Off-gassing has been floating around online as something we should fear from our carpeting. But first, what is off-gassing anyway? Off-gassing refers to possible volatile organic compounds or VOCs and chemicals being emitted from new furniture or similar household materials. Some people confuse that new carpet smell with the off-gassing of VOCs. But, let’s take a look at the facts.
If one looks up the term “off-gassing,” they will likely be met with scary headlines that claim household materials can cause serious health issues. These are some frightening claims, but as many of us would like to install new beautiful carpeting in our homes, it’s important to get at the truth and take some time to address these concerns.

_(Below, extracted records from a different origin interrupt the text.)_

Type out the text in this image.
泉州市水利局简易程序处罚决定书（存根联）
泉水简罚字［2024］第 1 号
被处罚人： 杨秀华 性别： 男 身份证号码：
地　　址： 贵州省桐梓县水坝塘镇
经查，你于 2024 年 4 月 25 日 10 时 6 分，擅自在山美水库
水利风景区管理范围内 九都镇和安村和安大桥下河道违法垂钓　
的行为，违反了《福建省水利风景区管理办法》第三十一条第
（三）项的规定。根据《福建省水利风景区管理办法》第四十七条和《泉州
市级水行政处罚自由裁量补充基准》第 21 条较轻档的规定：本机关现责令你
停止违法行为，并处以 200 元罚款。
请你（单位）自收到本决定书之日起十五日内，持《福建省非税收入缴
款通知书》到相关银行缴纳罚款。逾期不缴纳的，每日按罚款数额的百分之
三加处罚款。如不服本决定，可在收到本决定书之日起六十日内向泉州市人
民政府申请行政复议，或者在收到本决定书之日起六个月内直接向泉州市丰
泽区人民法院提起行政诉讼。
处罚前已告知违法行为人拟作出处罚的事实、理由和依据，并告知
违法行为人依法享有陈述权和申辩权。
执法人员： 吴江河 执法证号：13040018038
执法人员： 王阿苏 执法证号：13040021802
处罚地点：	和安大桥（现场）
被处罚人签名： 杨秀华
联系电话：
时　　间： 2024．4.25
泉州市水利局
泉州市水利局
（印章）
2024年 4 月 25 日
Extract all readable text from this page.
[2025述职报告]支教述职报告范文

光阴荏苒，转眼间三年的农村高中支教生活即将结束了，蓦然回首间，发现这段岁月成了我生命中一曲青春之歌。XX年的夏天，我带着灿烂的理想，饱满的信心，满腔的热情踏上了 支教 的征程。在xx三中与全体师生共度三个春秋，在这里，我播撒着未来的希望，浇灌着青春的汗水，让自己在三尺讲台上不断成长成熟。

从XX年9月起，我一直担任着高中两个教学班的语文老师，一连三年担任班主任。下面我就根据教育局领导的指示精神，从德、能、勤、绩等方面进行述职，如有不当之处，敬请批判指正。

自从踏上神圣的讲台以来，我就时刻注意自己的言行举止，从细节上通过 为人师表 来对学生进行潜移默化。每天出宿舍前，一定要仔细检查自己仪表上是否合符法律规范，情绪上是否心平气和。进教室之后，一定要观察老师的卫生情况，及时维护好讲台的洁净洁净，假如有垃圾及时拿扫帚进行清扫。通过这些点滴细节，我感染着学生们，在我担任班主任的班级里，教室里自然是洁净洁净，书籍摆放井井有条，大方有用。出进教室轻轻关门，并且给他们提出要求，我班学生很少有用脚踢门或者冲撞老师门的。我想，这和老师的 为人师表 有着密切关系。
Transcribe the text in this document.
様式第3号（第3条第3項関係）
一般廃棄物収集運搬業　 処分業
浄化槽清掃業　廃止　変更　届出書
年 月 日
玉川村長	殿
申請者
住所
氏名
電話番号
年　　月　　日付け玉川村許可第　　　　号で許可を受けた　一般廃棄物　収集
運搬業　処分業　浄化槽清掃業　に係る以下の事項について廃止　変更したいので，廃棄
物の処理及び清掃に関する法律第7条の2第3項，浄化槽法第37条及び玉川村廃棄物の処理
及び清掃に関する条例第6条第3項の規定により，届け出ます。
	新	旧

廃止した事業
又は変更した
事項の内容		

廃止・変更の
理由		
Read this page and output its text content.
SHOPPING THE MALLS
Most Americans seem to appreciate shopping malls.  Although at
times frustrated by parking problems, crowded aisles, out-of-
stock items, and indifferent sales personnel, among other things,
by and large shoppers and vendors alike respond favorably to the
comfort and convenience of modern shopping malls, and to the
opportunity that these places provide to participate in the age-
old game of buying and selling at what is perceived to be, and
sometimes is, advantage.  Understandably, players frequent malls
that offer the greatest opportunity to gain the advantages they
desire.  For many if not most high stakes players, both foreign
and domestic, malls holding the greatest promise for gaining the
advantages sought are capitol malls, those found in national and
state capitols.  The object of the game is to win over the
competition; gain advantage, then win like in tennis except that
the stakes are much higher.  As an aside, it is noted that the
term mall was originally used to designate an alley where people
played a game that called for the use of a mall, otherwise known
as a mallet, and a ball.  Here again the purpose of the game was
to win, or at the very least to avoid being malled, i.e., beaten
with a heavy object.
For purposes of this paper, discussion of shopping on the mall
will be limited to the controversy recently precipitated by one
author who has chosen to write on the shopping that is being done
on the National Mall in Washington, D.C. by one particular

First, it is said that carpet is one of the lowest emitters of VOCs (volatile organic compounds) among household furnishings and building materials. And, carpeting sold at trusted flooring companies goes through extensive indoor air quality tests before it even reaches the stores. An easy way to find out the level of standards for a particular carpet is by looking for a green label. ‘ Green Label,’ from the Carpet and Rug Institute, ensures that customers are purchasing the lowest emitting carpet, adhesive and cushion products on the market.
All-in-all, new carpet smell does not equal leaking chemicals. And, claims that formaldehyde is being emitted by off-gassing, another thing one might find online, is simply untrue. Formaldehyde is not a concern as it is no longer used in the manufacturing process in the United States. In fact, scientific studies now show that carpet is one of the lowest emitters of volatile organic compounds (VOCS) into the indoor environment. And, carpet has recently been proven to emit less VOCs than other household interior products like wall paint.
Although some love that new carpet smell, it may not be everyone’s favorite aroma. If this is the case, it is a good idea to open the windows after a carpet installation to allow the room to air out for a while. What VOCs new carpet may emit are short-lived and largely dissipate within 24 to 48 hours. And, this occurs even faster with fresh air ventilation.
The best way to find out about the safety of carpeting for the home is by speaking to carpet professionals and by asking questions. Flooring and carpeting professionals are well-versed in all things carpeting and will be able to address your concerns. They should be able to show you proof that the carpeting you’ve chosen has been given the Green Label and has gone through the proper testing.